Ensemble, ils réfléchissent aux conditions de l’amélioration de la santé par
l’hygiène de vie, par l’accès à l’éducation, par la solidarité, la création
de petites entreprises, la mise en place de cotisations et de
remboursements…
Le deuxième ingrédient essentiel est la faculté d’entrer en dialogue avec
les prestataires de soins. La réalité de l’accès aux soins de santé dans ces
pays du Sud dépasse parfois l’imagination. Les conditions dans lesquelles
sont prodigués les soins relèvent trop souvent de l’inacceptable.
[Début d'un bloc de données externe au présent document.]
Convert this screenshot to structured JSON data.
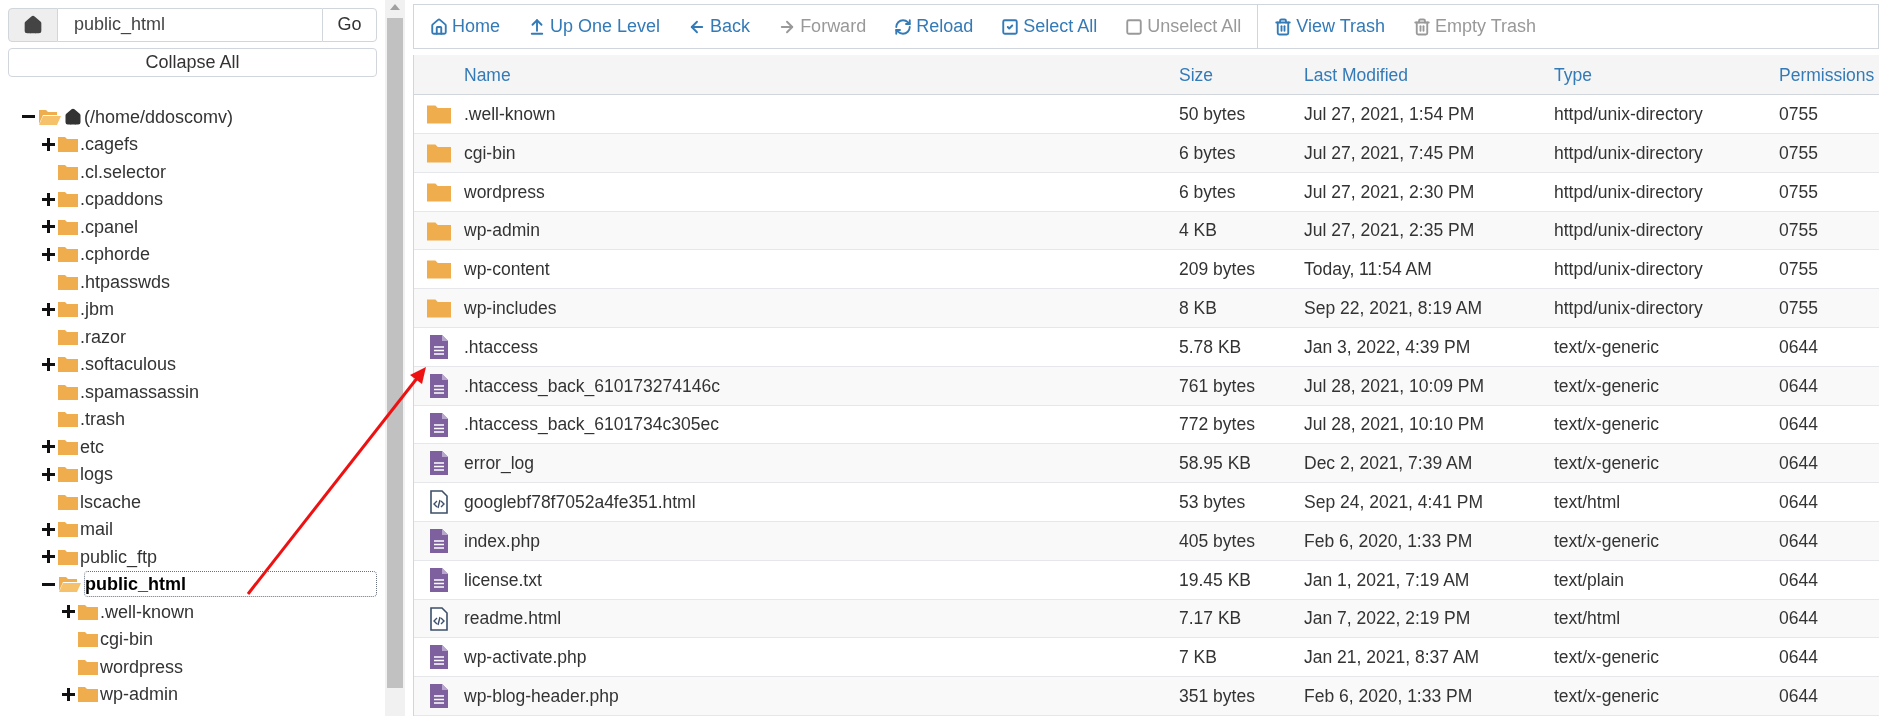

A quoi bon
cotiser alors dans une mutualité, si les soins ne sont pas accessibles ou
s’il faut continuer à payer des pots de vin ou des surplus d’honoraires pour
être soigné? La mutualité de santé a pour mission de garantir petit à petit
la sécurité tarifaire. Une convention est passée entre les prestataires de
soins et la mutualité pour assurer un prix aux patients affiliés, voire
permettre la gratuité et le paiement en tiers payant des factures de
l’hôpital ou du centre de santé. La mutualité, en garantissant aux
prestataires qu’ils seront payés, peut alors faire pression sur eux et sur
l’Etat pour améliorer la sécurité des soins, les conditions d’hygiène et la
qualité des prestations. On entre ainsi à petits pas dans le cercle vertueux
de la confiance en l’Etat, dans les prestataires et dans la force
démocratique de la solidarité.
Imaginez-vous vivre dans un Etat où vous ne sauriez jamais en allant chez le
médecin combien vous allez payer… Eh bien faisons bien attention! Nous
vivons, en Belgique, une situation qui se détériore. De moins en moins de
médecins signent la convention médico-mutualiste qui garantit les tarifs
pour le patient, sans supplément. En agissant de la sorte, ceux qui ne
signent pas contribuent dangereusement à la dérégulation du système. Ils le
fragilisent au point de le rendre moins fiable pour les bénéficiaires, mais
aussi pour les autres prestataires.
Nous sommes assis sur le bonheur de notre passé sans nous rendre compte
qu’en l’écrasant avec mépris, nous empêchons qu’il puisse se poursuivre.
Heureusement, ceux qui doivent, au Sud, se construire un lendemain meilleur
nous le rappellent : être capable de construire, d’entretenir et de
pérenniser un système de sécurité sociale aussi efficace que le nôtre
demande du courage politique et sociale. Que personne ne l’oublie!